To configure permissions for the Docker daemon,

  1. Create a file called config.toml with the configuration provided below. This configuration will be used to customized GitLab Runner generated config.toml:
[[runners]]

[runners.kubernetes]

[runners.kubernetes.service_container_security_context]
privileged = true
allow_privilege_escalation = true

[runners.kubernetes.volumes]

[[runners.kubernetes.volumes.empty_dir]]
mount_path = "/var/run/"
name = "docker-sock"

[[runners.kubernetes.volumes.empty_dir]]
mount_path = "/var/lib/"
name = "docker-data"

[[runners.kubernetes.services]]
alias = "dind"
command = [
    "--host=tcp://0.0.0.0:2375",
    "--host=unix://var/run/docker.sock",
    "--storage-driver=overlay2"
]
entrypoint = ["dockerd"]
name = "docker:20.10.12-dind"
  1. Set the custom configuration to your runner.
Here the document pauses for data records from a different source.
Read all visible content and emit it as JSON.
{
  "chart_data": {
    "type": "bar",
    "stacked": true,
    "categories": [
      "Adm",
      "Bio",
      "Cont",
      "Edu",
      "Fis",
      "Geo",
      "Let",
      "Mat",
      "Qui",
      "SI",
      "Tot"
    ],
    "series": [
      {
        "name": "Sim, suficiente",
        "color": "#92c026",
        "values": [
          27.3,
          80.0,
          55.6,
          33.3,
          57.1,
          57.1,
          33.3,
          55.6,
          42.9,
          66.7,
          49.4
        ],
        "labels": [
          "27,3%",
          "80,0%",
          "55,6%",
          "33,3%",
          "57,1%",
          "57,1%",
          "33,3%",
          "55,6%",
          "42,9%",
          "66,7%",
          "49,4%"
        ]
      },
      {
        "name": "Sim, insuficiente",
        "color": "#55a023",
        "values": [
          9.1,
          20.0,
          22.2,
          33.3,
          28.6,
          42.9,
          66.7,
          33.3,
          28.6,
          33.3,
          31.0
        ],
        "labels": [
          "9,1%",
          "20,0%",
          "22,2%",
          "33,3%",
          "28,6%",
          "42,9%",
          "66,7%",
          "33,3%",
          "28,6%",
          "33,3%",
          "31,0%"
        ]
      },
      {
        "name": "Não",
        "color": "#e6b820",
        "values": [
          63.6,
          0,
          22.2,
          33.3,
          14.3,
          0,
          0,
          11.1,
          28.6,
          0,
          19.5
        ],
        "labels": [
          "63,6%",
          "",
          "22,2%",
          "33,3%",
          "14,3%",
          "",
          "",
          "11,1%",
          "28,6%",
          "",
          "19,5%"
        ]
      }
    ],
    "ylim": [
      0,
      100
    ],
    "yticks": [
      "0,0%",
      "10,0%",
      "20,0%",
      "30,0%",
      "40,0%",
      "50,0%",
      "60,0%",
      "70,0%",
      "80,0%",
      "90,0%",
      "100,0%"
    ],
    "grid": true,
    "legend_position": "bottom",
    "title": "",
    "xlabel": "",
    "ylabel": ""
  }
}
  2. Optional. Attach a privileged service account to the build Pod. This depends on your OpenShift cluster setup:

    oc create sa dind-sa
    oc adm policy add-scc-to-user anyuid -z dind-sa
    oc adm policy add-scc-to-user -z dind-sa privileged
    
  3. Set the permissions in the [runners.kubernetes] section.
  4. Set the job definition stays the same as in Kubernetes case:

    include:
    - template: Code-Quality.gitlab-ci.yml
    
    code_quality:
    services: []
    variables:
      DOCKER_HOST: tcp://dind:2375
      DOCKER_DRIVER: ""
    before_script:
      - while ! docker info > /dev/null 2>&1; do sleep 1; done
    

Volumes and Docker storage

Docker stores all of its data in the /var/lib volume, which could result in a large volume. To reuse Docker-in-Docker storage across the cluster, you can use Persistent Volumes as an alternative.